Notes itself has no problem writing appointments in the provided time zones, although it of course does so through different connectivity than I am utilizing.
As for details, I am currently using Domino 8.5.1 and a matching client, and have verified the problem using several different versions of the NCSO.jar file.
The Java/CORBA classes provide only three methods for creating dates, all of them on the session object. Only one of these methods is documented to be time zone-aware (Accepting a java.util.Calendar object). I am aware of no alternate way to create the DateTime required to update domino Time/DateTime fields.
Logging the DIIOP connection only yields the method call pattern, reproduced below in excerpt detailing the DateTime creation.
Preconditions are an open domino Session object named 'session'. The session is for the purpose of this example located in Perth, at UTC+08:00 to eliminate it as the source of skewed time components.
I would be especially interested in if anyone who uses the Java/CORBA libraries with Domino has encountered similar problems and what course of action was taken to correct this. Alternately any information about relevant methods I remain ignorant of is appreciated.
// first block creates a Calendar for 2010-07-21T10:15:00 in the Iran time zone.
// so far, nothing domino specific. The resulting calendar is verified as correct.
TimeZone tz = TimeZone.getTimeZone("Asia/Tehran");
Calendar calendar = Calendar.getInstance(tz);
calendar.setTimeZone(tz);
calendar.set(2010, 6, 21, 10, 15, 0);
// first call
DateTime result = session.createDateTime(calendar);
// second call
System.out.println(result.getTimeZone());
// third call
System.out.println(result.getZoneTime());
The output and traces from the above code:
first call to Domino produces the following DIIOP trace
2010-07-12 23:22:28 DIIOP Session SN000472537: Executing createDateTimeObject
2010-07-12 23:22:28 DIIOP Session SN000472537: Executing setZoneDateTimeFromJava
2010-07-12 23:22:29 DIIOP Session SN000472537: Executing getDateTime
second call to Domino, on the resulting DateTime object to retrieve the integer offset. We expect -3003, which is how Domino encodes 03:30 east of the prime meridian. Instead we recieve -3, which encodes 03:00 east of the prime meridian.

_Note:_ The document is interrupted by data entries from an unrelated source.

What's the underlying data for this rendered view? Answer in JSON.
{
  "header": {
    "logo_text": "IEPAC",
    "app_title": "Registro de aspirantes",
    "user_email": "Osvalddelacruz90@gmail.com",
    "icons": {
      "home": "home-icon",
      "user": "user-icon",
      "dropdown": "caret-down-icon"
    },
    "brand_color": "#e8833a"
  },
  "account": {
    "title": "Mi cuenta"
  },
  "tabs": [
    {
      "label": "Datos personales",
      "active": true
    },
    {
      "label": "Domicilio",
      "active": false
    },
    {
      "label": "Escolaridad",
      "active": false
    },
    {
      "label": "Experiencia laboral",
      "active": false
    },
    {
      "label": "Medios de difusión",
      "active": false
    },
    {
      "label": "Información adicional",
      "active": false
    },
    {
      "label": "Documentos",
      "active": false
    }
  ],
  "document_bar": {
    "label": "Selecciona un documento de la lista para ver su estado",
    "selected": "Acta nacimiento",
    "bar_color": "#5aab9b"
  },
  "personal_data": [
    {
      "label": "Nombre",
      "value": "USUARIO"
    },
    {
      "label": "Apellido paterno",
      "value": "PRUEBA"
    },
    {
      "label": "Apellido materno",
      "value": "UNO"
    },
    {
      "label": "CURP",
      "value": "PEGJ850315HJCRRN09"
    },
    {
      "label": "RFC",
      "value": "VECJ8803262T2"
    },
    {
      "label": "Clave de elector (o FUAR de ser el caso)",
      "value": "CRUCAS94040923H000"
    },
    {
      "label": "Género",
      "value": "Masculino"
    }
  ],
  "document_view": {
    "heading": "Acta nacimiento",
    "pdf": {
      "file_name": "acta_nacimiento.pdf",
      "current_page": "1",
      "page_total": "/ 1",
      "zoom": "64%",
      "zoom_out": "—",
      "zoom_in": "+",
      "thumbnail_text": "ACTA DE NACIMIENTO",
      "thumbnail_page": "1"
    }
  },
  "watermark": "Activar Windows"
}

second call to Domino produces the following trace
2010-07-12 23:22:58 DIIOP Session SN000472537: Executing getDateTime
second call produces the following stdout output
-3
third call to Domino to retrieve the printable time as Domino knows it.
third call produces the following DIIOP trace.
2010-07-12 23:23:14 DIIOP Session SN000472537: Executing getZoneTime
2010-07-12 23:23:14 DIIOP Session SN000472537: Executing getDateTime
third call results in the following stdout output 2010-07-21 10:15:00 ZE3
To clarify the "ZE3" timezone Domino uses this format for a general timezone and it is to be read as "Zone East (positive) offset 03:00". An A, B or C would be suffixed for 15, 30 or 45 minute offsets. The expected offset +03:30 should thus result in a date in zone "ZE3B", but unfortunatly doesn't.